# 20G tank



## RWaters (Nov 12, 2003)

Nice looking tank! It looks bigger than 20 gallons.


----------



## Sheytan (Feb 6, 2018)

Thanks


----------



## RyRob (May 30, 2015)

RWaters said:


> Nice looking tank! It looks bigger than 20 gallons.


It really does! I had to go back to the pic a few times. 

Looks nice man.


----------



## Sheytan (Feb 6, 2018)

Thanks a lot.
I am a woman by the way 😊


----------



## jayo (Sep 21, 2016)

I really like the look of the H. japan. I have to get some of that for my tank someday.

Is it a 20L (30x12x12) or a 20H (24x12x16)? 

I can't even see the filter - nice job.


----------



## Sheytan (Feb 6, 2018)

http://www.akvashow.info/forum/download/file.php?id=20663&mode=view

There is pic from yesterday with filter.
Tank is 75\35\35 centimetres 
80 liters


----------



## Yomicchin (Jun 9, 2016)

That is beautiful! Tank goals.


----------



## Sheytan (Feb 6, 2018)

Thank you! CO2 is unplugged. There is no way to control it. It get 2-3 bubbles on second. Tank is run 3 months without it so I keep it that way for now.


----------



## Brancaster (Feb 9, 2018)

I think you've done a good job! It looks excellent.

What kind of light are you using? Are you dosing any fertilizers or other additives?

As for your DIY CO2, it sounds like you overgassed the tank.

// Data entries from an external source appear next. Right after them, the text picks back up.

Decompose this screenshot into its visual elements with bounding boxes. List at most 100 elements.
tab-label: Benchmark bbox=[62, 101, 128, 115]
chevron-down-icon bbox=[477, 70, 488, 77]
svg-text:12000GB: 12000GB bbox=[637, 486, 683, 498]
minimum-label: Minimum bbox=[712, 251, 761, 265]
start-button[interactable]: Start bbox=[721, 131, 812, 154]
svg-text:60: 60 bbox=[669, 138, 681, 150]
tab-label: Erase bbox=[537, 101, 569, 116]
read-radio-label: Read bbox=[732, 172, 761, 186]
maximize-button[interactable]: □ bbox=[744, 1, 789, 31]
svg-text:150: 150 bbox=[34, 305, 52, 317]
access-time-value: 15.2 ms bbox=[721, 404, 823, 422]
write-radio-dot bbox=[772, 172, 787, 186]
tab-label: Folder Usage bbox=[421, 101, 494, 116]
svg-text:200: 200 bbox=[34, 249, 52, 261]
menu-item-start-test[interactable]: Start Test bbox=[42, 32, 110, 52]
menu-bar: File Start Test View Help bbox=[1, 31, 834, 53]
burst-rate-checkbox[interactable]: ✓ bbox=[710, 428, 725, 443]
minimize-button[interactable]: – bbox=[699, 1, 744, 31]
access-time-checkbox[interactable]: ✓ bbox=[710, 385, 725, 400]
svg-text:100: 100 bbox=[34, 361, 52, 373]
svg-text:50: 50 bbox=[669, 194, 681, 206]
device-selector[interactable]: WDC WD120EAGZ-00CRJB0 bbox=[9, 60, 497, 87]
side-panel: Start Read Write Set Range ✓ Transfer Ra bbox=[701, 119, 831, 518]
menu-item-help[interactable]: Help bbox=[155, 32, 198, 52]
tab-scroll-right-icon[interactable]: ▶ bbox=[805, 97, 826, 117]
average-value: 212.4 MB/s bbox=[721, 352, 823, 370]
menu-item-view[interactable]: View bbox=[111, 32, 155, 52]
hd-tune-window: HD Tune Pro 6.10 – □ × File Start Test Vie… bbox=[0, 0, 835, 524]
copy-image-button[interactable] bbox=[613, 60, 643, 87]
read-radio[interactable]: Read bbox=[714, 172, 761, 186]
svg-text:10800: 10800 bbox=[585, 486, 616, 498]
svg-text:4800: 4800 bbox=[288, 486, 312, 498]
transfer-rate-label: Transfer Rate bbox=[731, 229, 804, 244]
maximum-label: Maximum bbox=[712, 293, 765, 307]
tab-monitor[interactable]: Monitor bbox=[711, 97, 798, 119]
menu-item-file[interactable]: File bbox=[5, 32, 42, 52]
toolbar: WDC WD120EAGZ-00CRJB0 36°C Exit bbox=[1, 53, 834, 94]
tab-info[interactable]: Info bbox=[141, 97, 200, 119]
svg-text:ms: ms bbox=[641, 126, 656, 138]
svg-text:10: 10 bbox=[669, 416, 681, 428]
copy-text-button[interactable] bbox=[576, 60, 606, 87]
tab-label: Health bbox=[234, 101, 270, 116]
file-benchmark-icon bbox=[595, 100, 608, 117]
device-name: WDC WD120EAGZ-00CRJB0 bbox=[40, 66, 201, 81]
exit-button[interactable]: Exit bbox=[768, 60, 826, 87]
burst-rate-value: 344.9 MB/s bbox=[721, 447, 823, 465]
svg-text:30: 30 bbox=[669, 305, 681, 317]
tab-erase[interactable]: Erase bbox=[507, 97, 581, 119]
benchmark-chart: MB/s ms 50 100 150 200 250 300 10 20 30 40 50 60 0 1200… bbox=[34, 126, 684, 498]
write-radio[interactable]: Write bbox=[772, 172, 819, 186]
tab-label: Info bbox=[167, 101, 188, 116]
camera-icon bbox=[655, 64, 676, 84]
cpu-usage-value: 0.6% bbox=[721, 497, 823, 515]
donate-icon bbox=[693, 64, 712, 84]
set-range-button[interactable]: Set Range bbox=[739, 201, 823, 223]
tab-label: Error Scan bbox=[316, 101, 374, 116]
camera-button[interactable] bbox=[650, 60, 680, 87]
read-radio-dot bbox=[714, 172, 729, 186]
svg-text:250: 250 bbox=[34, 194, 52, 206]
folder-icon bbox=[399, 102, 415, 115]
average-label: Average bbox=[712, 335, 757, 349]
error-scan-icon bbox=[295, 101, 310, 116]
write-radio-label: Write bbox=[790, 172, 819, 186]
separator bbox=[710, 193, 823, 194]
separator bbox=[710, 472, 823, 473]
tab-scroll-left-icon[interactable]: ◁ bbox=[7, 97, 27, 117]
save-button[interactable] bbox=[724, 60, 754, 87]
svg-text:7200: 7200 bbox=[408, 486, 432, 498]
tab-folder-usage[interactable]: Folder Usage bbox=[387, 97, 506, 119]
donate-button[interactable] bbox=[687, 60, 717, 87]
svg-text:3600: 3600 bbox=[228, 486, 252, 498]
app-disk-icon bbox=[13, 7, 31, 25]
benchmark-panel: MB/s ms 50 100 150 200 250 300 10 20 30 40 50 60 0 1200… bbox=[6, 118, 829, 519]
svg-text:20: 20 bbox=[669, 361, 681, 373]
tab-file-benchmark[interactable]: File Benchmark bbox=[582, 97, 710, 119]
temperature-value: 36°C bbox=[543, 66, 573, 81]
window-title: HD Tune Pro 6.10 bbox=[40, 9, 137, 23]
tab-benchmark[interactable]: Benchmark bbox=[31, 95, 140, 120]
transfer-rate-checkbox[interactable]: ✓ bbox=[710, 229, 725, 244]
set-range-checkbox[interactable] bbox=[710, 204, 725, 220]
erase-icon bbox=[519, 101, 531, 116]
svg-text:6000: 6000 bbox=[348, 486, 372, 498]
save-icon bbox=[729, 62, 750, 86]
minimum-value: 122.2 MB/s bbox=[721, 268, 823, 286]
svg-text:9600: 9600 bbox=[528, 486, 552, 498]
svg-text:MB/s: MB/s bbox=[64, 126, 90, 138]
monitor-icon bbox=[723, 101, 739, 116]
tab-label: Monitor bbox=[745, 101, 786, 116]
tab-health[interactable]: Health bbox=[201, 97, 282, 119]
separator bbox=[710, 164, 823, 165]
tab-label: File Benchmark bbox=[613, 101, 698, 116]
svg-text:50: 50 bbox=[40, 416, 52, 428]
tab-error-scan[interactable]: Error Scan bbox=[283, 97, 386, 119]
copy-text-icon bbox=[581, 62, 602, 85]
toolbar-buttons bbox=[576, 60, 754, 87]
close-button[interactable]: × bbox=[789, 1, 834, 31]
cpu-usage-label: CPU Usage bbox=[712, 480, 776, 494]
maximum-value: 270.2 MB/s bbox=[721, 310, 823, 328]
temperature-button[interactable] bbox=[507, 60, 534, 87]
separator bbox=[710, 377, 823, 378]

When you first set up the CO2 you need to increase surface agitation to out-gas the abundant CO2.

As you let the tank adjust to the increase in CO2 you can reduce surface agitation slowly over time.


----------



## Sheytan (Feb 6, 2018)

http://www.akvashow.info/forum/download/file.php?id=20769&mode=view

There is how it is now. All growing well.
I have 3 led tubes from10 watt each. 6400 k. I accidentally broke one of them and replace it with 3000k. It look yellow and I don't like it.
I dont abb fertilizer. On setup I add mineralize soil and red clay.


----------